What Is a Clot Activator?
A clot accelerator does the opposite: it promotes clot formation. Common agents include:
- Silica particles – provide a surface for the intrinsic pathway to initiate.
- Thrombin – directly converts fibrinogen to fibrin, speeding clot development.
When a clot activator is present, blood clots within 15–30 minutes. After centrifugation, the liquid supernatant is serum, which lacks fibrinogen and clotting factors but retains most other analytes.
Why the Distinction Matters
Many analytes are stable in both plasma and serum, but some are affected by the anticoagulant itself. For example:
- PT/aPTT require citrate because heparin or EDTA would invalidate the clotting‑based assay.
- Molecular PCR assays often prefer EDTA plasma because heparin can inhibit polymerase enzymes.
- Glucose is best measured in fluoride‑oxalate (gray) tubes to prevent glycolysis; using a plain red tube may lead to falsely low results if processing is delayed.
Thus, knowing whether a tube contains an anticoagulant guides both collection technique and downstream test selection.
Which Tubes Contain No Anticoagulant?
Based on the table above, the tubes that lack any anticoagulant are:
- Plain Red‑Top Tube – contains no additive (or only a clot activator in some manufacturers’ versions).
- Serum Separator Tube (SST) – Red‑Gold or Gold‑Top – contains a clot activator and a gel separator but no anticoagulant.
Tubes Without Anticoagulant: Uses and Considerations
The plain red-top tube relies solely on natural clotting, making it ideal for tests requiring serum, such as serology, immunology, and chemistry panels where anticoagulants might interfere. However, processing must occur within 1–2 hours to prevent hemolysis or coagulation.
The SST (red-gold/gold-top tube) contains a clot activator (e.g., silica) and a polymer gel separator. The gel forms a physical barrier during centrifugation, separating serum from cells and stabilizing analytes like hormones and lipids. While it lacks anticoagulants, the clot activator ensures rapid clotting, yielding serum in 30 minutes. This tube is widely used for routine chemistry and endocrine testing but is unsuitable for coagulation assays.
Note: Certain royal blue tubes designed for trace-metal analysis may be anticoagulant-free to avoid contaminating samples with chelators (e.g., EDTA). However, these are niche applications and require strict handling protocols.

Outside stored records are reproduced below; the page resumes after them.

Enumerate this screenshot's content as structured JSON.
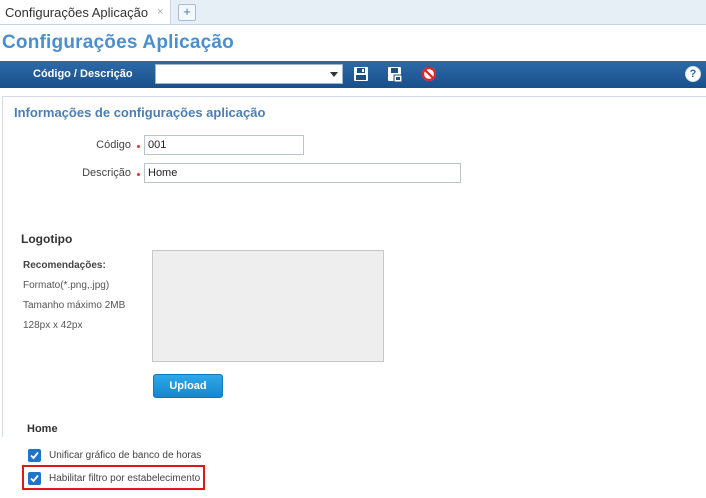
{
  "tabs": [
    {
      "label": "Configurações Aplicação",
      "close": "×"
    }
  ],
  "tab_add_label": "+",
  "page": {
    "title": "Configurações Aplicação"
  },
  "toolbar": {
    "label": "Código / Descrição",
    "select_value": "",
    "icons": [
      "save-icon",
      "save-copy-icon",
      "cancel-icon"
    ],
    "help_label": "?"
  },
  "section": {
    "title": "Informações de configurações aplicação"
  },
  "form": {
    "codigo": {
      "label": "Código",
      "value": "001"
    },
    "descricao": {
      "label": "Descrição",
      "value": "Home"
    }
  },
  "logo": {
    "title": "Logotipo",
    "recommendations_title": "Recomendações:",
    "format": "Formato(*.png,.jpg)",
    "max_size": "Tamanho máximo 2MB",
    "dimensions": "128px x 42px",
    "upload_label": "Upload"
  },
  "home": {
    "title": "Home",
    "options": [
      {
        "label": "Unificar gráfico de banco de horas",
        "checked": true
      },
      {
        "label": "Habilitar filtro por estabelecimento",
        "checked": true,
        "highlighted": true
      }
    ]
  },
  "colors": {
    "accent": "#4a8fce",
    "toolbar": "#19508a",
    "required": "#dd3333",
    "highlight": "#e01818",
    "button": "#1488cf"
  }
}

Critical Implications for Clinical Practice
Selecting the wrong tube can lead to:
- False results: Heparin in plasma tubes may elevate potassium levels or coagulate in red-top tubes.
- Test rejection: EDTA in serum samples inhibits PCR-based assays.

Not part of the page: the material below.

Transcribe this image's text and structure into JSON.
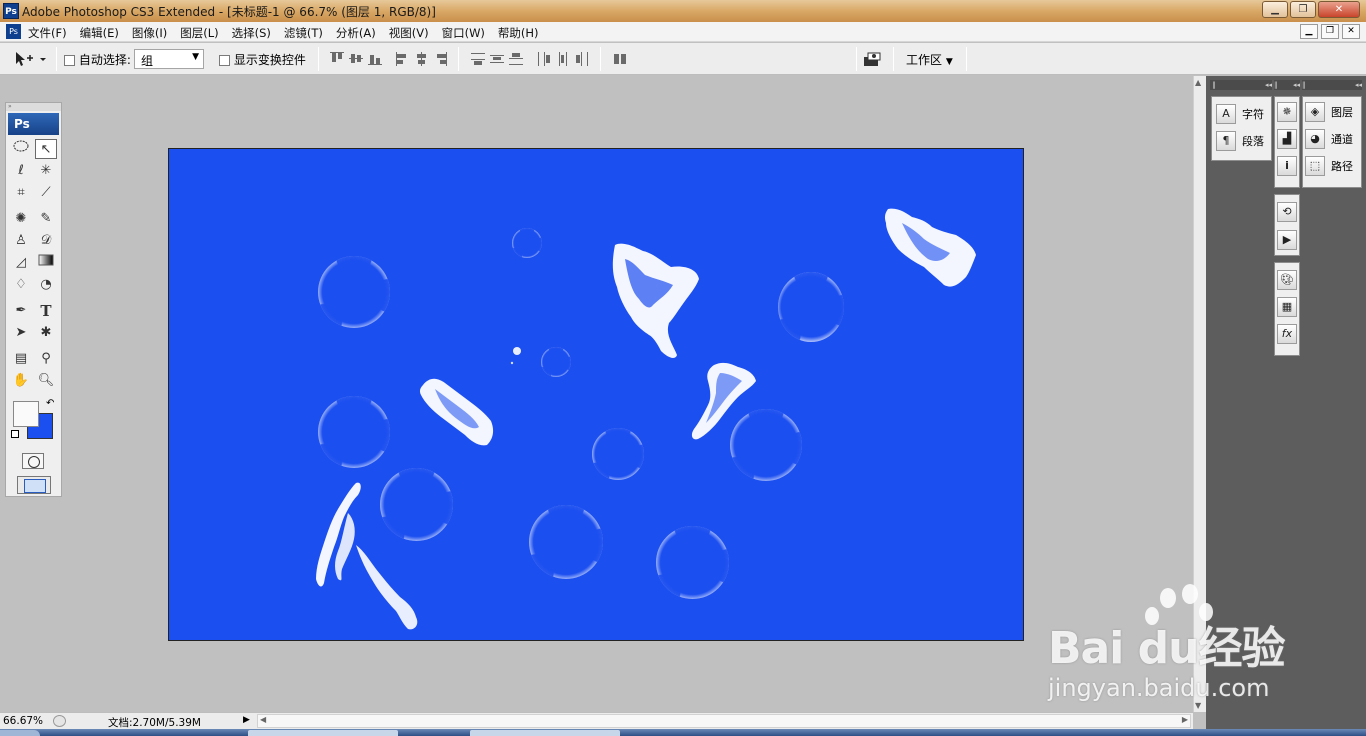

- Sample degradation: Delayed processing in additive-free tubes may cause glucose degradation or cell lysis.
For example:
- Coagulation tests (PT/aPTT) demand citrate tubes; using EDTA or heparin invalidates results.

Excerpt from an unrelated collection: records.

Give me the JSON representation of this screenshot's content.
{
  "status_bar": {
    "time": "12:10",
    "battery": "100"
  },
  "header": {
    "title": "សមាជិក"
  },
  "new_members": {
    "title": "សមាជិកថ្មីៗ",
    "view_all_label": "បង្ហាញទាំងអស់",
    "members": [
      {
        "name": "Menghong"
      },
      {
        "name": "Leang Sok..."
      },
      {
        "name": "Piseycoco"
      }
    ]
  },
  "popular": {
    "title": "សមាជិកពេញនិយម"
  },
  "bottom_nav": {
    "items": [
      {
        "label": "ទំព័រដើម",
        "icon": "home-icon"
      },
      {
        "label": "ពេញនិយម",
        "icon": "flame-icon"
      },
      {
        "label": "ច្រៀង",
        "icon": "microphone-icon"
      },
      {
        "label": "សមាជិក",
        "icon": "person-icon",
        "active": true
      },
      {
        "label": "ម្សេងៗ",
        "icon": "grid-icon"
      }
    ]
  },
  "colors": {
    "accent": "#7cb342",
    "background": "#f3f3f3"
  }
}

- Therapeutic drug monitoring often requires serum (red-top/SST) to avoid anticoagulant interactions.
- Flow cytometry or cell culture mandates heparin/EDTA tubes to preserve cell integrity.
Conclusion
Vacutainer tube selection is a foundational step in laboratory diagnostics, directly impacting test accuracy and patient safety. Anticoagulants (EDTA, citrate, heparin) preserve plasma for coagulation and hematology, while clot activators in red-top and SST tubes generate serum for chemistry and serology. Understanding these distinctions—coupled with awareness of tube additives, processing requirements, and test-specific needs—prevents pre-analytical errors and ensures reliable results. Ultimately, meticulous tube selection bridges the gap between sample collection and clinical decision-making, underscoring its role as a critical quality assurance checkpoint in modern laboratory medicine.